Example for $\phi$

Question

Can some one give an example for $\phi$ in the
The answaer of following question ?Existence of smooth extension of a function defined on a closed interval

Answer 1

I tried for quite some time to produce a reasonably explicit and simple construction, but I think it is actually very hard. Indeed, the problem is very closely related to the Stieltjes Moment Problem, which seeks for a smooth, rapidly decaying functions vanishing on $(-\infty, 0]$ that has a given sequence of moments.
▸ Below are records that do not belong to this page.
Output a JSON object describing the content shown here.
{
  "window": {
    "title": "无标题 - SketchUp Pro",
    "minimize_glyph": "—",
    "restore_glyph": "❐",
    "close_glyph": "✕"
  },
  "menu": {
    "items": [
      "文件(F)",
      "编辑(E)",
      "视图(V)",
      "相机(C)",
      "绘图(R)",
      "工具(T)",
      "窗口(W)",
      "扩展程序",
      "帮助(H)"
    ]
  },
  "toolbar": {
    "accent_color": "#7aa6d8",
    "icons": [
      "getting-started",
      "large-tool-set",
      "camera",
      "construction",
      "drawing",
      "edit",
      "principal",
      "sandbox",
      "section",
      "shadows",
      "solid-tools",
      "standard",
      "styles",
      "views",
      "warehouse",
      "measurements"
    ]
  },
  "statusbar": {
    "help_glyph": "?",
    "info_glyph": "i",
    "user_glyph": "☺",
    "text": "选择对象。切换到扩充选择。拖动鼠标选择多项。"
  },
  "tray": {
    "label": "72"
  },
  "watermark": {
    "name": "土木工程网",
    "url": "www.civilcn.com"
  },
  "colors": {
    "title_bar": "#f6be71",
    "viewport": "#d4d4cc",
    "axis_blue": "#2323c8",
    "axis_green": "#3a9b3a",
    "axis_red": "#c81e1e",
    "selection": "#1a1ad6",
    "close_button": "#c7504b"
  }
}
A general existence result can be found here: https://www.ams.org/journals/proc/1989-107-03/S0002-9939-1989-0984787-0/S0002-9939-1989-0984787-0.pdf

A quite elaborate construction of a function satisfying your requirements can be found in Section 4.2 here: http://www.math.uconn.edu/~rogers/Preprints/thesis.pdf

The closest I came to a simple and explicit construction is the following classical example. It does not really satisfy all your requested properties: The following will be a construction of a rapidly decaying function $\phi$ such that $\phi \in C^\infty(\mathbb R)$, $\phi = 0$ on $(\infty, 0]$, $\int\phi(t)dt \neq 0$ and $$ \int t^k \phi(t) dt = 0 $$ for all $k \in \mathbb N$.
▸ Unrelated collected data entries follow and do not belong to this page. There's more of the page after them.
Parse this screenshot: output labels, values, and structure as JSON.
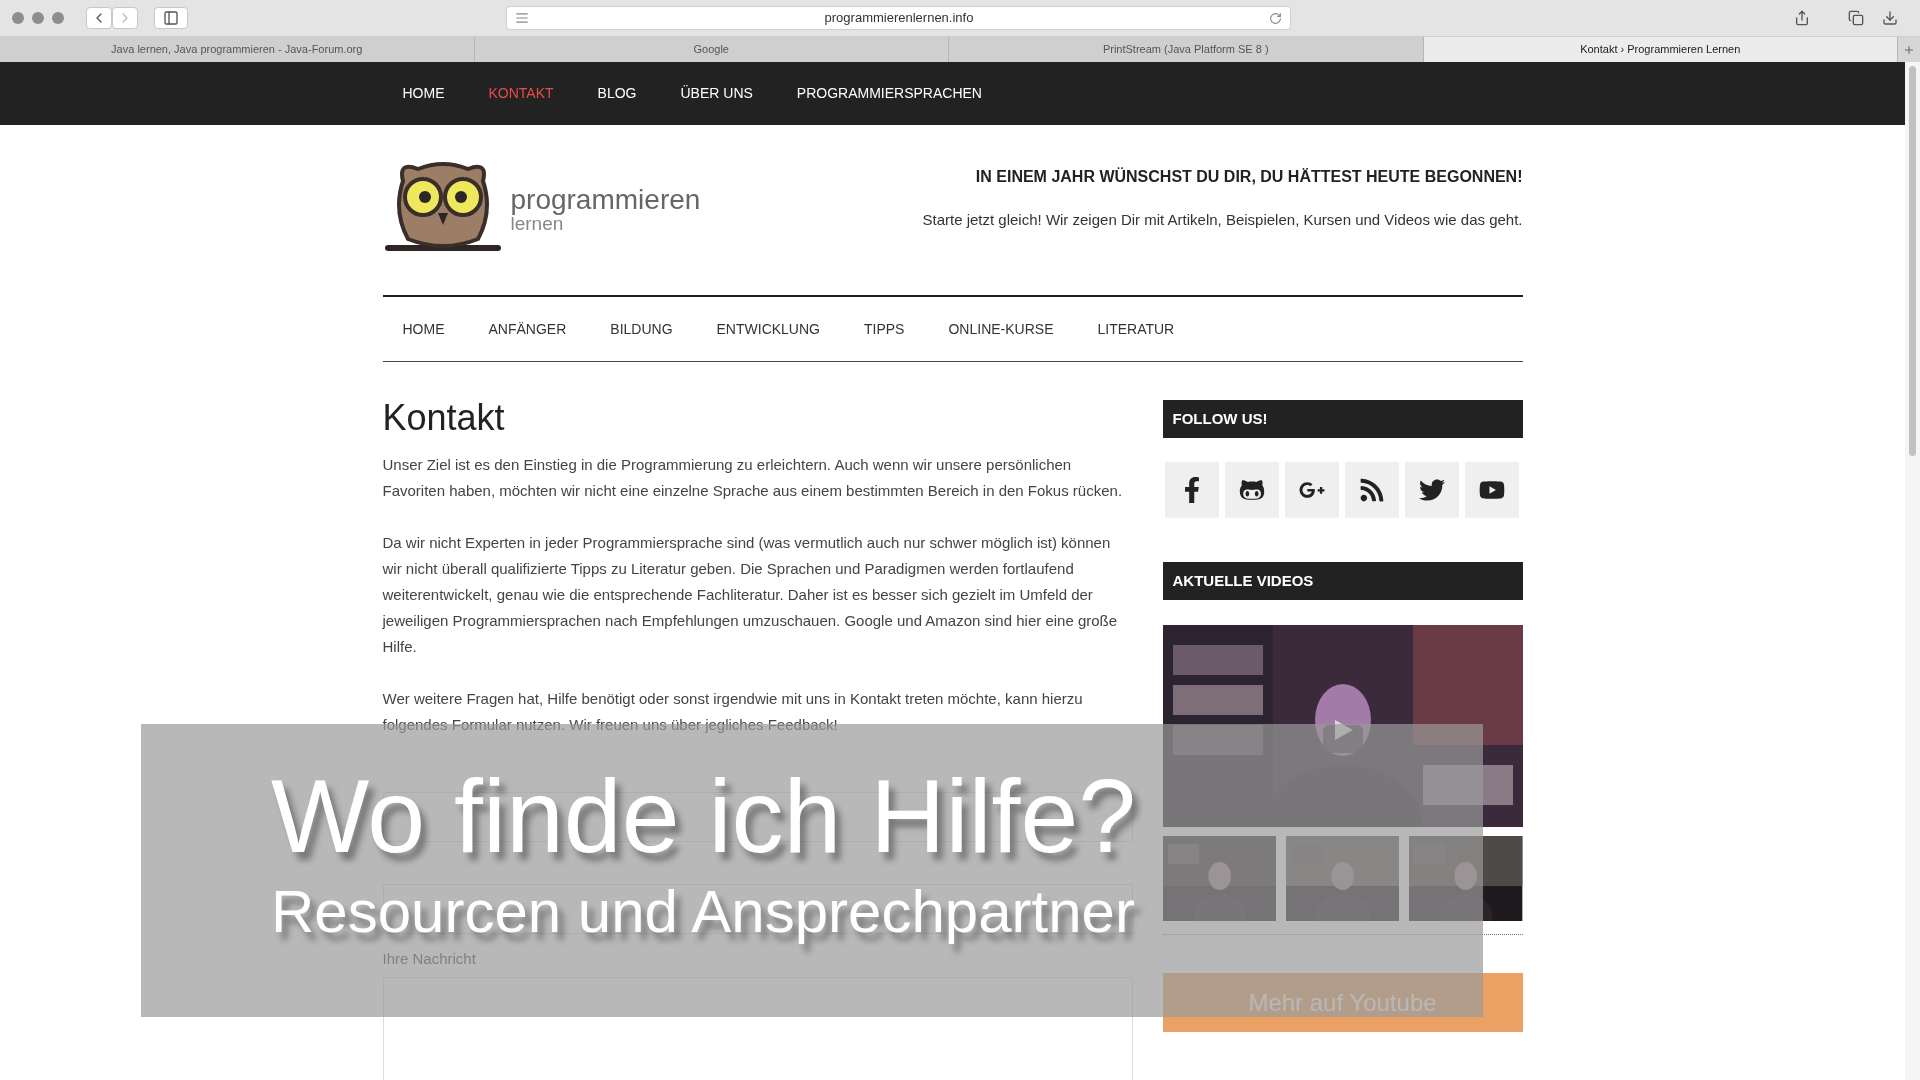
{
  "browser": {
    "url": "programmierenlernen.info",
    "tabs": [
      {
        "label": "Java lernen, Java programmieren - Java-Forum.org",
        "selected": false
      },
      {
        "label": "Google",
        "selected": false
      },
      {
        "label": "PrintStream (Java Platform SE 8 )",
        "selected": false
      },
      {
        "label": "Kontakt › Programmieren Lernen",
        "selected": true
      }
    ]
  },
  "top_nav": [
    {
      "label": "HOME",
      "selected": false
    },
    {
      "label": "KONTAKT",
      "selected": true
    },
    {
      "label": "BLOG",
      "selected": false
    },
    {
      "label": "ÜBER UNS",
      "selected": false
    },
    {
      "label": "PROGRAMMIERSPRACHEN",
      "selected": false
    }
  ],
  "logo": {
    "title": "programmieren",
    "subtitle": "lernen"
  },
  "tagline": {
    "heading": "IN EINEM JAHR WÜNSCHST DU DIR, DU HÄTTEST HEUTE BEGONNEN!",
    "text": "Starte jetzt gleich! Wir zeigen Dir mit Artikeln, Beispielen, Kursen und Videos wie das geht."
  },
  "main_nav": [
    "HOME",
    "ANFÄNGER",
    "BILDUNG",
    "ENTWICKLUNG",
    "TIPPS",
    "ONLINE-KURSE",
    "LITERATUR"
  ],
  "page": {
    "title": "Kontakt",
    "paragraphs": [
      "Unser Ziel ist es den Einstieg in die Programmierung zu erleichtern. Auch wenn wir unsere persönlichen Favoriten haben, möchten wir nicht eine einzelne Sprache aus einem bestimmten Bereich in den Fokus rücken.",
      "Da wir nicht Experten in jeder Programmiersprache sind (was vermutlich auch nur schwer möglich ist) können wir nicht überall qualifizierte Tipps zu Literatur geben. Die Sprachen und Paradigmen werden fortlaufend weiterentwickelt, genau wie die entsprechende Fachliteratur. Daher ist es besser sich gezielt im Umfeld der jeweiligen Programmiersprachen nach Empfehlungen umzuschauen. Google und Amazon sind hier eine große Hilfe.",
      "Wer weitere Fragen hat, Hilfe benötigt oder sonst irgendwie mit uns in Kontakt treten möchte, kann hierzu folgendes Formular nutzen. Wir freuen uns über jegliches Feedback!"
    ],
    "form": [
      {
        "kind": "input"
      },
      {
        "kind": "input"
      },
      {
        "label": "Ihre Nachricht",
        "kind": "textarea"
      }
    ]
  },
  "sidebar": {
    "follow_title": "FOLLOW US!",
    "social": [
      {
        "kind": "facebook"
      },
      {
        "kind": "github"
      },
      {
        "kind": "googleplus"
      },
      {
        "kind": "rss"
      },
      {
        "kind": "twitter"
      },
      {
        "kind": "youtube"
      }
    ],
    "videos_title": "AKTUELLE VIDEOS",
    "button": "Mehr auf Youtube"
  },
  "overlay": {
    "title": "Wo finde ich Hilfe?",
    "subtitle": "Resourcen und Ansprechpartner"
  }
}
We set $\phi(t) = t^{-1}\sin(4 \pi \log(t)) e^{-\log^2(t)}$ if $t >0$ and $\phi(t) = 0$ otherwise.

Let us check the properties:

1. $\phi \in C^\infty$:

It is clear that $\phi\in C^\infty((-\infty, 0) \cup (0, \infty))$. Hence we simply need to check if all derivatives vanish for $t \to 0$. This is not hard to see since $e^{-\log^2(t)} = t^{-\log(t)}$.

2. $\phi$ is rapidly decreasing:

We have that $|t^k \phi(t)| \leq |t|^{k-\log(|t|)-1} \to 0$ for $|t| \to \infty$.

3. Orthogonality on monomials:

We have for $k \in \mathbb N$ that

\begin{eqnarray} \int t^k \phi(t) dt &=& \int_0^\infty t^k \sin(4 \pi \log(t)) e^{-\log^2(t)} dt/t\\ &=& \int_0^\infty e^{k \log(t)} \sin(4 \pi \log(t)) e^{-\log^2(t)} dt / t\\ &=& \int_0^\infty e^{-\left(\log(t) - \frac{k}{2}\right)^2} e^{\frac{k^2}{4}}\sin(4 \pi \log(t)) dt / t. \end{eqnarray} where we used the binomial formula in the last step. By substitution this yields that \begin{eqnarray} \int t^k \phi(t) dt &=& e^{\frac{k^2}{4}} \int e^{-u^2} \sin\left(4 \pi \left(u + \frac{k}{2}\right)\right) dt\\ &=& e^{\frac{k^2}{4}} \int e^{-u^2} \sin(4 \pi u) dt, \end{eqnarray} where the last step is due to the $2\pi$ periodicity of $\sin$. Since $e^{-u^2} \sin(4 \pi u)$ is an odd function, we can conclude that the integral is zero.